Right wing French leader Nicolas Sarkozy lost the first round of the French presidential elections to a socialist .

And, in the UK, David Cameron's Tory-led Government has been under attack after fresh figures show the UK economy is back in recession.


There are ominous warning signs in all of this for Finance Minister Bill English and Prime Minister John Key as they continue to stake their political future on balancing the Government books by 2014-2015.

The rebellion of the Northern European public is problematic for the European Union and a major challenge to German Chancellor Angela Merkel's prescription for the debt crisis.

When Greeks riot in the streets it has little impact on markets. The country is so deep in debt not even their Socialist leaders have any scope to say no to austerity measures. But the likes of the Dutch, French and Brits are not so far gone that the debate is dead. They are culturally more conservative anyway and have thus far been supporters of Merkel's approach.

If the public in the north gets cold feet then financial markets are going to be spooked. The Dutch yesterday reached a deal to deliver the budget cuts Brussels requires and it remains to be seen whether Sarkozy will lose the head-to-head Presidential run off with his socialist rival.

But there are signs that the hardline policies are wearing thin four years on from the height of the financial crisis.

A fundamental problem appears to be the incompatibility of austerity and democracy. Unless you've discovered some incredible new revenue stream, getting out of debt tends to require restraints on spending.

It's a bitter pill. But telling the public to shut-up and swallow is not much of a political strategy. It might work for a while in a time of crisis but as this economic downturn drags on through the political cycle the public is increasingly at risk of exercising their democratic right to be fickle and self-interested.

Someone somewhere can always make a good case for why their particular corner of the state-funded world should be left alone.

In Britain, critics on the left have been quick to say "I told you so" and draw the correlation between the Tories fiscally conservative policies and the double dip.

The fact that attacking debt slows economic growth doesn't prove the austerity policy is wrong. It just proves it has short-term consequences - so does most major surgery.

The grand debate - whether austerity or stimulus is better way to negotiate a downturn - will only be resolved by the historians.

What the European experience is proving is that even if politicians have it right they run the risk of being thrown out before the job is done properly. In fact, even if they get far enough along to rebalance these seriously out of kilter economies they may be dumped unceremoniously for their efforts, paving the way for freer-spending rivals on the left to come in and reap the rewards.

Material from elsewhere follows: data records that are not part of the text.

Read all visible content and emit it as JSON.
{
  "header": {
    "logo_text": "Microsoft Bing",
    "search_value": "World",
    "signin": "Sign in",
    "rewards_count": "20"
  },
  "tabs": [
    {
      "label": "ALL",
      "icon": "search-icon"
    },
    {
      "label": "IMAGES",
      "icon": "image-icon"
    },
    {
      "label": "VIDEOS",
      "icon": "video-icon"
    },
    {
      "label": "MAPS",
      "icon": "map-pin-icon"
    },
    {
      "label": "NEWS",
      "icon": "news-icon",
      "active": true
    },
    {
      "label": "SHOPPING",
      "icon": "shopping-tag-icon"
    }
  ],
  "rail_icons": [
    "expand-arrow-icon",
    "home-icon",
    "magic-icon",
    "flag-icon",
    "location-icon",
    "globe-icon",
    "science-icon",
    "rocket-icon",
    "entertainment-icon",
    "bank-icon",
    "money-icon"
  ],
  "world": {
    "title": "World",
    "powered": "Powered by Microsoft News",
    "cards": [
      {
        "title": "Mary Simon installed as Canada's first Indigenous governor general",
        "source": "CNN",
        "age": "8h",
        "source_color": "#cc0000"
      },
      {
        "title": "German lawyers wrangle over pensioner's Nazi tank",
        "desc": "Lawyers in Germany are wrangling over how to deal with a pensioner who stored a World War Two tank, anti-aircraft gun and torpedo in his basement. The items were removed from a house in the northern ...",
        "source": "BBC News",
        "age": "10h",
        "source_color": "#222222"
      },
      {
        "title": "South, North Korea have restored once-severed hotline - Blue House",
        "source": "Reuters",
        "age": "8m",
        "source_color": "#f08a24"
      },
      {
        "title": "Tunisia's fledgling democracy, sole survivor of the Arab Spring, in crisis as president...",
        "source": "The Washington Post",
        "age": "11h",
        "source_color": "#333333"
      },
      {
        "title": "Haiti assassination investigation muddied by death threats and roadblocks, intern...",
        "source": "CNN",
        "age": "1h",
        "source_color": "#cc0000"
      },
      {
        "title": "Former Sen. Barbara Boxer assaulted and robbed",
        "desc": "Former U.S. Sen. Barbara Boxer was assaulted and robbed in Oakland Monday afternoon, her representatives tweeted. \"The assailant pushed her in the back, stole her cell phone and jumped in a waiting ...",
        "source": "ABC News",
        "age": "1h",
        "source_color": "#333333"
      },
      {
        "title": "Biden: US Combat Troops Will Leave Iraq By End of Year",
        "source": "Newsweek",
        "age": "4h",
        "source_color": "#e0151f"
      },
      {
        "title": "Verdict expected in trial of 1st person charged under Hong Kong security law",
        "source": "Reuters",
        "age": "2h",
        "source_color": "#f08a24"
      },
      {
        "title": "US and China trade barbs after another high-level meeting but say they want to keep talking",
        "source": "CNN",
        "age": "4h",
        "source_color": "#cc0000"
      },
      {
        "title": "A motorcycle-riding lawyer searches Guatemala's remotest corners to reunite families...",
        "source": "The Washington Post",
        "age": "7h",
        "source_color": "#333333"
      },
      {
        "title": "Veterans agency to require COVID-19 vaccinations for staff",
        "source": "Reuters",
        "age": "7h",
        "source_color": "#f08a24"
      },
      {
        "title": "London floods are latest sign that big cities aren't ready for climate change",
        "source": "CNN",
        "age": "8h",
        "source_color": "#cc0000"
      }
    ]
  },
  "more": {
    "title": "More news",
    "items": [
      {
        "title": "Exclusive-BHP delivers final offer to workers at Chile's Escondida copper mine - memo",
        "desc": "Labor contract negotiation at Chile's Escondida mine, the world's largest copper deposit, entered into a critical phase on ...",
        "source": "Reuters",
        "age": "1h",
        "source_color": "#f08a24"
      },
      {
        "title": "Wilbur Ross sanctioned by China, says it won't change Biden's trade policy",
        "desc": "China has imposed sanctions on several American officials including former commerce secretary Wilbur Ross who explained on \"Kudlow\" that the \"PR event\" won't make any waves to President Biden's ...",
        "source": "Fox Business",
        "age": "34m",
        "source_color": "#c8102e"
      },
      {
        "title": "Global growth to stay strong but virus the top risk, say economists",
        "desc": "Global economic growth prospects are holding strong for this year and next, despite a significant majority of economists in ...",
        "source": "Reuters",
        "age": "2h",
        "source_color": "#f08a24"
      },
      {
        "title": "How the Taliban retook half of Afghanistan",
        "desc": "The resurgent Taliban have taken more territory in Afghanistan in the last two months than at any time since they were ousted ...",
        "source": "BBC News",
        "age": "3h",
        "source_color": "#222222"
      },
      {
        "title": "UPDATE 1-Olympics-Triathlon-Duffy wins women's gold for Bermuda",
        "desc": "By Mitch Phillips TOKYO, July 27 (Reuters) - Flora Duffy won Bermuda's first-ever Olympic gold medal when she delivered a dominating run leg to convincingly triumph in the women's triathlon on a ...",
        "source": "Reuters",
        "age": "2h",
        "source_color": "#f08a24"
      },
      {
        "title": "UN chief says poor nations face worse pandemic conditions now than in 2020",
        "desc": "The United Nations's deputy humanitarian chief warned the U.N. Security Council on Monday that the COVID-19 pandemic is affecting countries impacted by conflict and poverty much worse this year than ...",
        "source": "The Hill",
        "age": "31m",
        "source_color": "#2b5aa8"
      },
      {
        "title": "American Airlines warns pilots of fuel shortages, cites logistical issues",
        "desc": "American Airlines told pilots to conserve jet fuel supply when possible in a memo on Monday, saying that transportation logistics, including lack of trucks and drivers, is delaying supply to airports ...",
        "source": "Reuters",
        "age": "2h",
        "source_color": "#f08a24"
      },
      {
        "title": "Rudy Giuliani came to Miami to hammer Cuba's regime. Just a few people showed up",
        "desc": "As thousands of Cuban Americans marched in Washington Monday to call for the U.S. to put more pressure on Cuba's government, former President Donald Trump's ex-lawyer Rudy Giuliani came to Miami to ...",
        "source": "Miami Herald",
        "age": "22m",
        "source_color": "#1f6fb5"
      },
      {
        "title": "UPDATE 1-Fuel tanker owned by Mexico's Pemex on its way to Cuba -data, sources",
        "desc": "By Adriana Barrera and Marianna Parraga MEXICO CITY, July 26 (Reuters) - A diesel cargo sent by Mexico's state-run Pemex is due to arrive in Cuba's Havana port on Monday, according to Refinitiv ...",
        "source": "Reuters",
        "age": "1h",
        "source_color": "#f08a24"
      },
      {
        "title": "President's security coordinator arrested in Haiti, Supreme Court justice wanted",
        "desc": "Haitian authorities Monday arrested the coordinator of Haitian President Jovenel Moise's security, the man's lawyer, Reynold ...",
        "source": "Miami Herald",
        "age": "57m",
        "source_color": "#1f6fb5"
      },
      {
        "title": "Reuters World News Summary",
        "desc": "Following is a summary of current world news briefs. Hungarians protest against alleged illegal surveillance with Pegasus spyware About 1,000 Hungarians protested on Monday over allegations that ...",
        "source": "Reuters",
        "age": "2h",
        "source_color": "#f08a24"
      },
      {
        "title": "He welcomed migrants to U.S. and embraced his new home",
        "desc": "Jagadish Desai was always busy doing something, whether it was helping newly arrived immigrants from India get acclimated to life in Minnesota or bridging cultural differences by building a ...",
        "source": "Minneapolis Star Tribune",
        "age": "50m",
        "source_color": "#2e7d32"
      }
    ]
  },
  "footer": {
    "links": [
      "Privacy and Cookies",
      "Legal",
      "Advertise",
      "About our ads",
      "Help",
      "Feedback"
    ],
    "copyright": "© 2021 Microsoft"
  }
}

That would seem to be the big risk for the National Government right now. Based on the year they have have had so far and their current resilience in the polls, it seems unlikely to be a single controversial issue that will turn voters against them. It will be, as it almost always is, the economy

How long will the public let Bill English keep telling them he is dealing with a crisis? His quest to rebalance the economy and restore the country to sustainable productive economic growth is admirable but in the face of persistent global headwinds it is looking far longer and more painful than anticipated.

Dairy prices are falling, the dollar is still too high and our major trading partner across the Tasman is cutting interest rates as growth slows. Yesterday English reiterated his commitment to curbing Government expenditure.

How many zero budgets can he deliver before the polls flag? If the economy continues to flatline for the rest of the political term then that commitment is going to be seriously tested.